Dutch-American astronomer (1929–2022)

Maarten Schmidt (28 December 1929 – 17 September 2022) was a Dutch-born American astronomer who first measured the distances of quasars. He was the first astronomer to identify a quasar, and so was pictured on the March cover of Time magazine in 1966.

==Early life==
Schmidt was born in Groningen, The Netherlands, on 28 December 1929. His father, Wilhelm, worked as an accountant for the Dutch government; his mother, Annie Wilhelmina (Haringhuizen), was a housewife. Schmidt studied math and physics at the University of Groningen, graduating with a bachelor's degree in 1949 before obtaining a master's degree the following year. He then commenced doctoral studies at Leiden University under Jan Oort. Schmidt was awarded a Doctor of Philosophy from Leiden Observatory in 1956.

==Career==
After completing his doctorate, Schmidt resided in the United States for two years on a Carnegie Fellowship. He returned briefly to the Netherlands, but ultimately emigrated to the US on a permanent basis in 1959 to work at the California Institute of Technology. In the beginning, he worked on theories about the mass distribution and dynamics of galaxies. Of particular note from this period was his formulation of what has become known as the Schmidt law, which relates the density of interstellar gas to the rate of star formation occurring in that gas. He later began a study of the light spectra of radio sources.
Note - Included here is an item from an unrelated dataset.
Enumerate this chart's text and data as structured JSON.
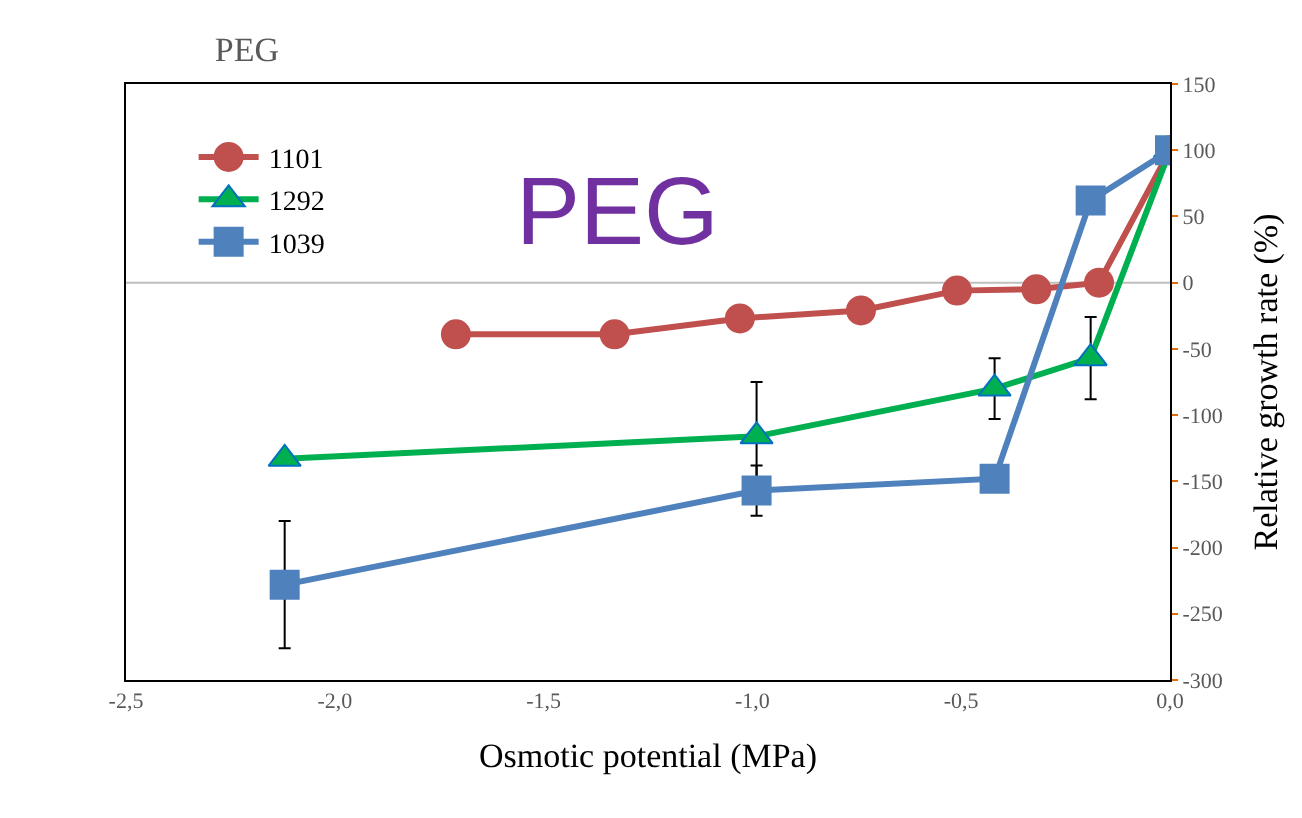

In 1963, using the 200-inch reflector telescope at the Palomar Observatory, Schmidt identified the visible object corresponding to one of these radio sources, known as 3C 273 and also studied its spectrum. While its star-like appearance suggested it was relatively nearby, the spectrum of 3C 273 proved to have what was at the time a high redshift of 0.158, showing that it lay far beyond the Milky Way, and thus possessed an extraordinarily high luminosity. Schmidt termed 3C 273 a "quasi-stellar" object or quasar; thousands have since been identified.

Schmidt was featured on the cover of Time magazine in March 1966. He was later a co-recipient, with Donald Lynden-Bell, of the inaugural Kavli Prize for Astrophysics in 2008.

He lectured a total of 33 times at the Summer Science Program.

==Personal life==
Schmidt married Cornelia Tom in 1955. They met at a party hosted by Oort, and remained married until her death in 2020. Together, they had three daughters: Anne, Elizabeth, and Marijke.

Schmidt died on 17 September 2022 at his home in Fresno, California. He was 92 years old.

==Honors==
Awards
- Helen B. Warner Prize (1964)
- Front cover of Time 11 March 1966
- Member of the American Academy of Arts and Sciences (1969)
- Henry Norris Russell Lectureship (1978)
- Member of the National Academy of Sciences (1978)
- Gold Medal of the Royal Astronomical Society (1980)
- Golden Plate Award of the American Academy of Achievement (1980)
- Correspondent of the Royal Netherlands Academy of Arts and Sciences (1980)
- James Craig Watson Medal (1991)
- Bruce Medal (1992)
- Member of the German Academy of Sciences Leopoldina (1995)
- Member of the American Philosophical Society (2000)
- Kavli Prize for Astrophysics (2008)
- Member of the Norwegian Academy of Science and Letters.